参加した学会等の概要:
私が今回参加させていただいた2nd Global Conference Sex and Sexuality: Probing the critical issues(2005年11月30日-12月3日、オーストリア・ウィーンにて開催)学会には、総数20カ国(うち米15、英13、カナダ2、ドイツ2、オーストリア2、その他チェコ、フィンランド、オランダ、スウェーデン、ハンガリー、南ア、トルコ、日本など各1)から総勢50名ほどの参加者が見られた。本学会は三年間連続で実施される予定の学会・出版のプロジェクトの一環であり、昨年は同じくオーストリアのザルツブルクにて開催されたようである。昨年の学会で発表された選択論文は、すでにM.Breen and F.Peters(eds.), Genealogies of Identity: Interdisciplinary Reading on Sex and Sexualityとしてイギリスで刊行されている(2005)。
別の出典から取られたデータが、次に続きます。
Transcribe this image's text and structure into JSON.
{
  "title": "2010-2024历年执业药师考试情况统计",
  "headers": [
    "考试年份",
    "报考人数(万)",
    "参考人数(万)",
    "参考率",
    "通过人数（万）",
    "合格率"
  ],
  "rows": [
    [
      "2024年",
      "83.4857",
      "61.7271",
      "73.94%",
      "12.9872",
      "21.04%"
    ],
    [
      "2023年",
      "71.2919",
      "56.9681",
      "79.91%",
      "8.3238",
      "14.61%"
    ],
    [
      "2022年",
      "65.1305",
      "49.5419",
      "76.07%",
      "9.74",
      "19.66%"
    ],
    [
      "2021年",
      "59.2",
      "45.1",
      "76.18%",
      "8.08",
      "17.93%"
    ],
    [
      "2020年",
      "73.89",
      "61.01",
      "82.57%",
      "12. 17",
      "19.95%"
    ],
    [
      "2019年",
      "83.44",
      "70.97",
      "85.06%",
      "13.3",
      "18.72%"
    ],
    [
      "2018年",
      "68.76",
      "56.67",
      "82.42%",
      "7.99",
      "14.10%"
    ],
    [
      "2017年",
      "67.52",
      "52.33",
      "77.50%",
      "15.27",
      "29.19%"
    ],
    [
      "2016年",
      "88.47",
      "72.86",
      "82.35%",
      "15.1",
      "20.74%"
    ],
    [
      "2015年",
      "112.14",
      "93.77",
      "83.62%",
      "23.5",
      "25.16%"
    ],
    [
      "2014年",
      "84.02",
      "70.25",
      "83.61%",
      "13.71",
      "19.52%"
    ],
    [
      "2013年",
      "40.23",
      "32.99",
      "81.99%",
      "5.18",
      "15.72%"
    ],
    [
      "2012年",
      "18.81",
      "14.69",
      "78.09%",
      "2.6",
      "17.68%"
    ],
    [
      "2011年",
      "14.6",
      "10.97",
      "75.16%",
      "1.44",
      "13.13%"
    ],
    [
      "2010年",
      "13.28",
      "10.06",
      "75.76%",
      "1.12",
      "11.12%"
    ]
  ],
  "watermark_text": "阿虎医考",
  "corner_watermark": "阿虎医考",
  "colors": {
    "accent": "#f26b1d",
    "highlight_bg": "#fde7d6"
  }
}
本年度も学会において発表された全論文がebookとしてインターネット上で変纂される計画になっている。同様に、来年2006年11月にも第三回学会が開催予定であるという。
本学会の趣旨は
- to provide a pivotal forum for the examination of key contemporary issues such as sex and sexuality
- to bring people together in order to begin, sustain and actively encourage open and honest dialogue
とあるとおり、セクシャリティ研究という、これまであまり研究されてこなかったテーマについて海外の研究者が分野を超えて集い、議論を通してこの研究テーマについて理解を深めて新しいパースペクティブを検討するというものであった。
本学会では、次にあげる14のセッションがもたれた(Connecting with others, sexuality and citizenship, sex work, Is there such a thing?, States of desire, SAS in your face, Cheating and Intersexuality, SAS and cultures, SAS and the body, Prisons, Professionals and the real, SAS in India, SAS makes trouble, What dose love have to do with it?, Pornography?)。私は、自分尾発表が含まれるSAS in Indiaを始めとする、ほとんどのセッションおよび全体を通した感想としては、
- 英文学、カルチュラル・スタディーズ、批評理論の分野からの発表が中心であり、トピックはクィア、ゲイ&レズビアン、トランスジェンダー研究が主であった。人類学を専攻としている私にとっては文学や批評理論の手法はなじみがなく、議論も極めて難解であるように感じたが、それ以外にも文学やテクスト分析にとどまらず、心理学者によるブラックマイノリティ・エスニック・ゲイフォーク(BMEQ)の精神分析研究、法学者によるクィアの市民権と国家の法律とその可能性、Sex Workerの表象など幅広いテーマが論じられた。
- 英米文学理論で、トランジェスター研究ではJ・バトラーのパフォーマティブ理論を始めとする一連の議論が依然として研究者の間でも最大参照文献であることが分かり、日本の批評理論、現代思想の方向性がそれをよく捉えているということに感心した。が、それと同時に、欧米の学問動向の追従ではなく日本からの研究発信としてどのような可能性があるのだろうか、と考えさせられた。
- トランスジェンダー研究、クィア研究を担う研究者自身の立場性・同一性は他分野と比べてもかなり顕著なように思われた。例えば、それはクィア研究で問われているゲイの「可視性」と、それに対するレズビアンの「不可視性」と同様に、研究者内のセクシャルアイデンティティもその傾向を如実に反映しているように思われ、大変興味深かった。
- Sex and Sexualityという学会におけるヘテロ・セクシャリティ(異性愛)の不可視性・当然性が明らかであった。即ち、セクシャリティを扱う学会において、異性愛はほとんど議論されることがなく、焦点はトランスジェンダーやホモセクシャリティに偏っている。もちろん、これまで等閑視されてきたマイノリティとしてのホモセクシャリティを学問の俎上に乗せて議論することの政治的意味や価値は明らかであるが、例えば「ジェンダー」研究における「男性」の欠如と同様に、どちらか一方に偏ってしまっては、問題があるのではないか、と感じた。